By Jeff Jacobsen more
1992
Source:
http://groups.google.com/group/alt.religion.scientology/msg/1d645dadce2aae71
THE HUBBARD IS BARE
by Jeff Jacobsen
PO Box 3541
Scottsdale, AZ 85271
Copyright 1992 by Jeff Jacobsen
may be reprinted so long as it is kept in its entirety and not
edited.
Introduction
Review of Hubbard's Theories
The Murky State of Clear
Problems with the Engram
Theory
Science and Dianetics
Hubbard's Sources
The Ideal Dianetics Society
Conclusion
For Further Reading
THE MURKY STATE OF CLEAR
It would seem that the first person to reach the state of
Clear should stick out in history like a sore thumb. After all,
a Clear —
• never has colds or accidents,
• has a soaring IQ,
• total recall of his entire life
from conception on,
• has cancer (possibly) and other
physical deficiencies repaired,1
• can compute in seconds what the
average person needs 30 or more minutes for,2
and
• is the first case of a truly
rational person.3
As Hubbard states, "We are dealing here with an entirely
new and hitherto nonexistent object of inspection, the Clear."4
A Clear would be an immense boost to many social areas,
such as law enforcement, where a Clear could recall events when
he was a fetus or unconscious and thus help solve crimes he may
have "witnessed" while in an unconscious state. Biology would
make giant leaps if you could really recall what you were
thinking when you were a sperm or ovum (Planned Parenthood might
be helped by having a person recall their life as an ovum;
"could you have stopped the sperm from impregnating you?").
Clears would be the most sought after people in many sciences,
in law enforcement, medicine, and other fields. Clears, being
the most rational and intelligent of society, should naturally
rise to positions of power and authority in academics and
politics, making the world a better place to live.
This allegedly superhuman condition is the end result of
dianetics and the launching point toward the upper levels of
Scientology training. Any person not yet Clear is an aberrated
person and not capable of full human potential.

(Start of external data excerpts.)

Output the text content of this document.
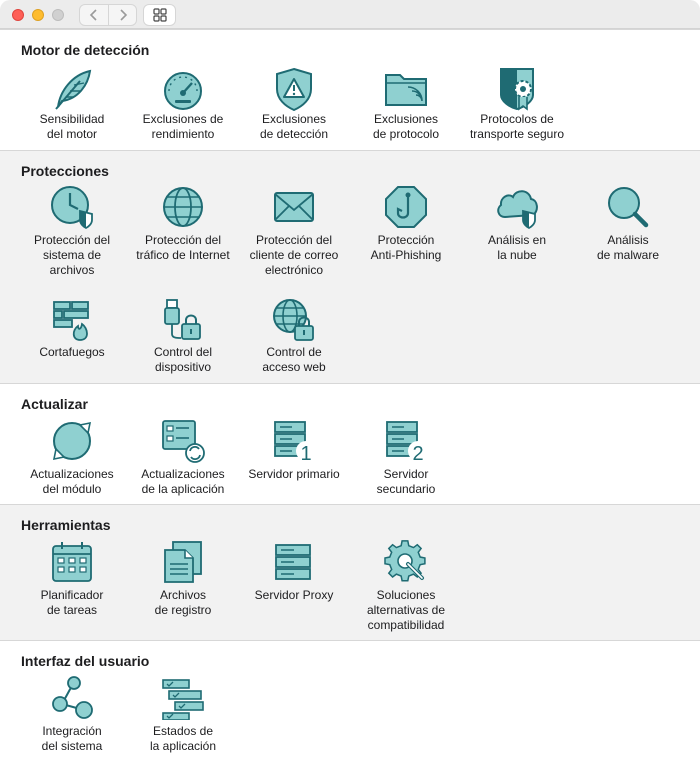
Motor de detección
Sensibilidad
del motor
Exclusiones de
rendimiento
Exclusiones
de detección
Exclusiones
de protocolo
Protocolos de
transporte seguro
Protecciones
Protección del
sistema de
archivos
Protección del
tráfico de Internet
Protección del
cliente de correo
electrónico
Protección
Anti-Phishing
Análisis en
la nube
Análisis
de malware
Cortafuegos	Control del
dispositivo
Control de
acceso web
Actualizar
Actualizaciones
del módulo
Actualizaciones
de la aplicación
1
Servidor primario
2
Servidor
secundario
Herramientas
Planificador
de tareas
Archivos
de registro
Servidor Proxy	Soluciones
alternativas de
compatibilidad
Interfaz del usuario
Integración
del sistema
Estados de
la aplicación
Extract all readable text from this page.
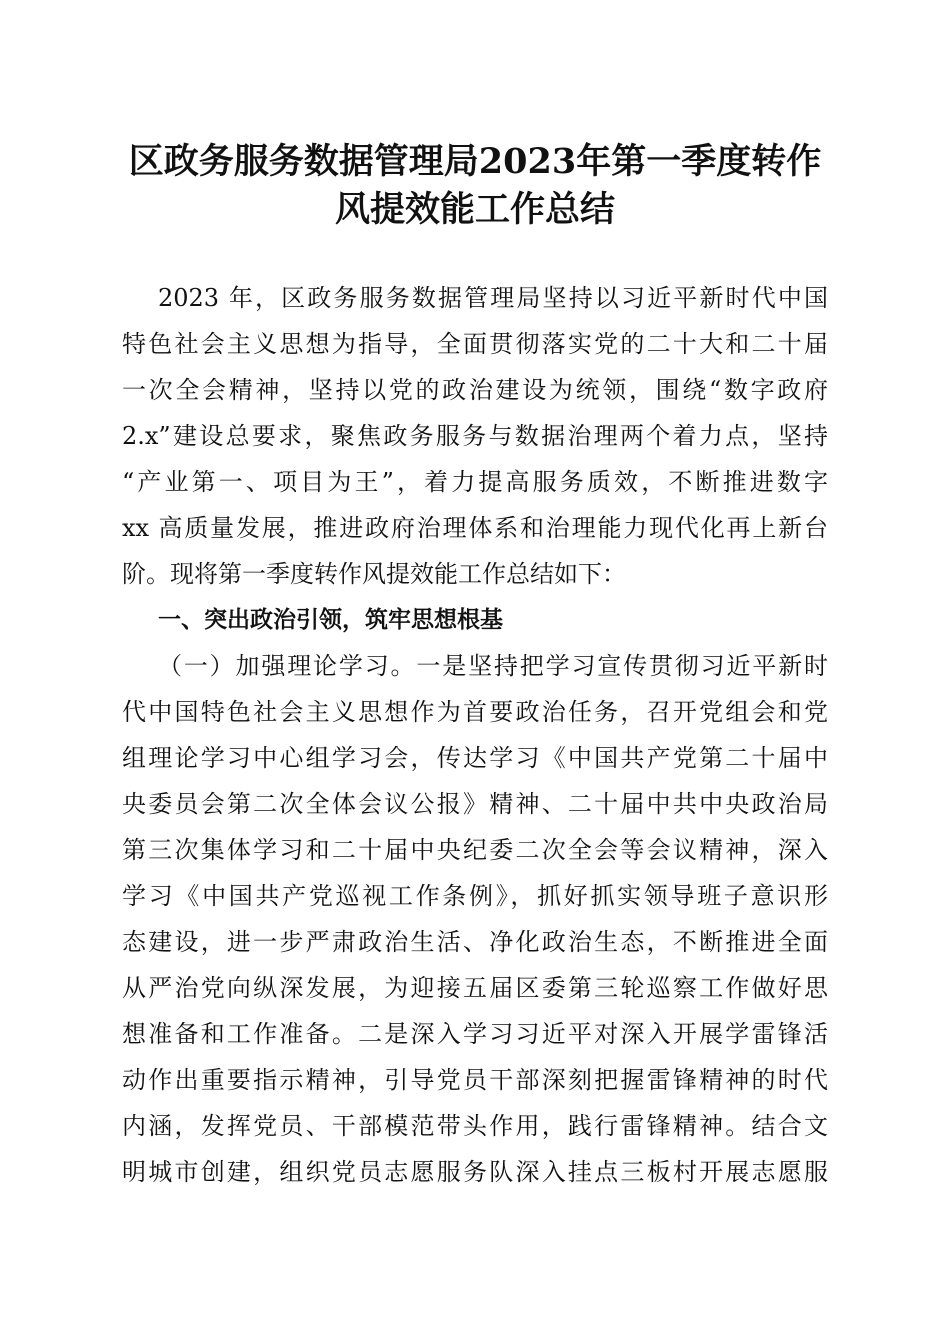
区政务服务数据管理局2023年第一季度转作
风提效能工作总结
2023 年，区政务服务数据管理局坚持以习近平新时代中国
特色社会主义思想为指导，全面贯彻落实党的二十大和二十届
一次全会精神，坚持以党的政治建设为统领，围绕“数字政府
2.x”建设总要求，聚焦政务服务与数据治理两个着力点，坚持
“产业第一、项目为王”，着力提高服务质效，不断推进数字
xx 高质量发展，推进政府治理体系和治理能力现代化再上新台
阶。现将第一季度转作风提效能工作总结如下：
一、突出政治引领，筑牢思想根基
（一）加强理论学习。一是坚持把学习宣传贯彻习近平新时
代中国特色社会主义思想作为首要政治任务，召开党组会和党
组理论学习中心组学习会，传达学习《中国共产党第二十届中
央委员会第二次全体会议公报》精神、二十届中共中央政治局
第三次集体学习和二十届中央纪委二次全会等会议精神，深入
学习《中国共产党巡视工作条例》，抓好抓实领导班子意识形
态建设，进一步严肃政治生活、净化政治生态，不断推进全面
从严治党向纵深发展，为迎接五届区委第三轮巡察工作做好思
想准备和工作准备。二是深入学习习近平对深入开展学雷锋活
动作出重要指示精神，引导党员干部深刻把握雷锋精神的时代
内涵，发挥党员、干部模范带头作用，践行雷锋精神。结合文
明城市创建，组织党员志愿服务队深入挂点三板村开展志愿服
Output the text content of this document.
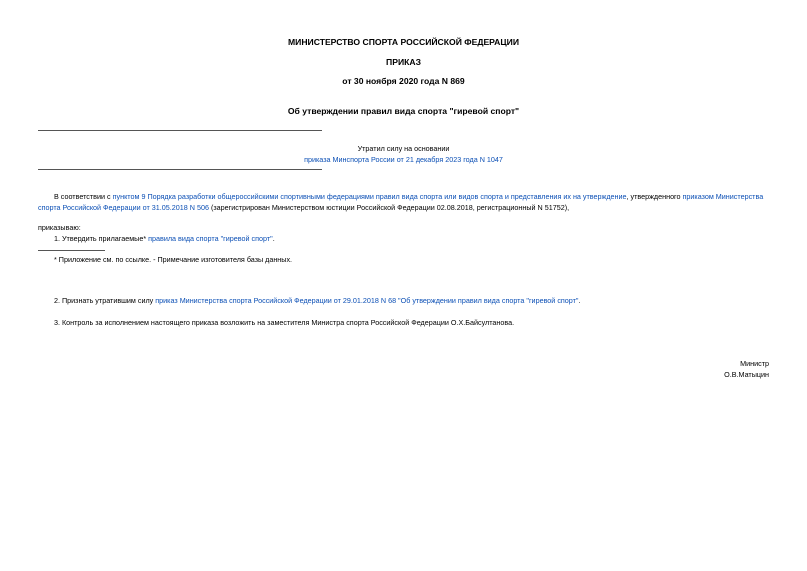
МИНИСТЕРСТВО СПОРТА РОССИЙСКОЙ ФЕДЕРАЦИИ
ПРИКАЗ
от 30 ноября 2020 года N 869
Об утверждении правил вида спорта "гиревой спорт"
Утратил силу на основании
приказа Минспорта России от 21 декабря 2023 года N 1047

В соответствии с пунктом 9 Порядка разработки общероссийскими спортивными федерациями правил вида спорта или видов спорта и представления их на утверждение, утвержденного приказом Министерства спорта Российской Федерации от 31.05.2018 N 506 (зарегистрирован Министерством юстиции Российской Федерации 02.08.2018, регистрационный N 51752),

приказываю:

1. Утвердить прилагаемые* правила вида спорта "гиревой спорт".

* Приложение см. по ссылке. - Примечание изготовителя базы данных.

2. Признать утратившим силу приказ Министерства спорта Российской Федерации от 29.01.2018 N 68 "Об утверждении правил вида спорта "гиревой спорт".

3. Контроль за исполнением настоящего приказа возложить на заместителя Министра спорта Российской Федерации О.Х.Байсултанова.

Министр
О.В.Матыцин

It should be obvious to all, considering the
incredible abilities and states of being involved, who the first
Clear was. Just as we know who was the first man to walk
on the moon, we should all be taught who the first person in
history to reach the state of Clear was. L. Ron Hubbard himself
should surely have known who this person was, since he claimed
discovery of the condition.
Or was it Hubbard himself? Imagine, says Hubbard, an
engineer who builds a bridge up to a high plateau that had never
been visited by man. After finishing the bridge, "He himself
crosses and he inspects the plateau carefully."5
Others cross after the engineer. This analogy is obvious. The
engineer is Hubbard, and the plateau is the state of Clear. So
Hubbard was the first Clear, and to support this further is the
"Scientology Catechism", which asks if Hubbard was Clear, and
answers "Yes- in order to map the route for others he had to
make it himself."6
Yet, in a speech in 1958, Hubbard said that the first
Clears were people he was treating in Los Angeles while he was
disguised as a swami.7 The first of
these became Clear "by 1947"; "these were the first Clears."8
"There were people who were run on the old techniques who were
Cleared years ago," Hubbard stated on June 12, 1950.9
On August 10, 1950, Hubbard gave a talk at the Shrine
Auditorium in Los Angeles where he introduced Sonya Bianca (aka
Ann Singer) as the world's first Clear.10
After she miserably failed recall tests on stage, she was never
again referred to as the first Clear. This declaration,
however, seems to contradict the notion that Hubbard was the
first, or even that the "swami's" patients were.
Hubbard declared Sara, his first wife, as the first Clear
until she divorced him.11 "He
stood up on stage in Los Angeles and announced that I was the
first 'Clear.' I was so embarrassed..."12
Within Dianetics itself several Clears are mentioned, who
would thus have to have been Clear before 1950. A woman with
twelve difficult prenatal engrams finally "progressed to Clear."13
A husband and wife team Cleared each other.14
A pianist who was halted by his engrams became "one of the
best-paid concert pianists in Hollywood".15
Others are indirectly mentioned.16
These pre-Dianetics Clears seem logically to be necessary,
otherwise how would Hubbard have been able to describe what a
Clear was like?
For example, how did Hubbard know that a Clear has "an
increase in longevity which is at least a hundred to one for
every hour of therapy"?17 Wouldn't
at least one Cleared person have had to have lived for quite
some time before Hubbard, with his reported penchant for
scientific accuracy, could write this? Also, how did he know
that about 500 hours of auditing is the average amount needed to
produce a Clear,18 and that it
otherwise takes from 30 to 1200 hours?19
This indicates that there must have been several Clears at the
time Hubbard wrote Dianetics.
And last but not least, John Mcmaster was checked and
double checked, and the Church of Scientology officially
declared him the first Clear on March 9, 1966.20
Will the real first Clear please stand up?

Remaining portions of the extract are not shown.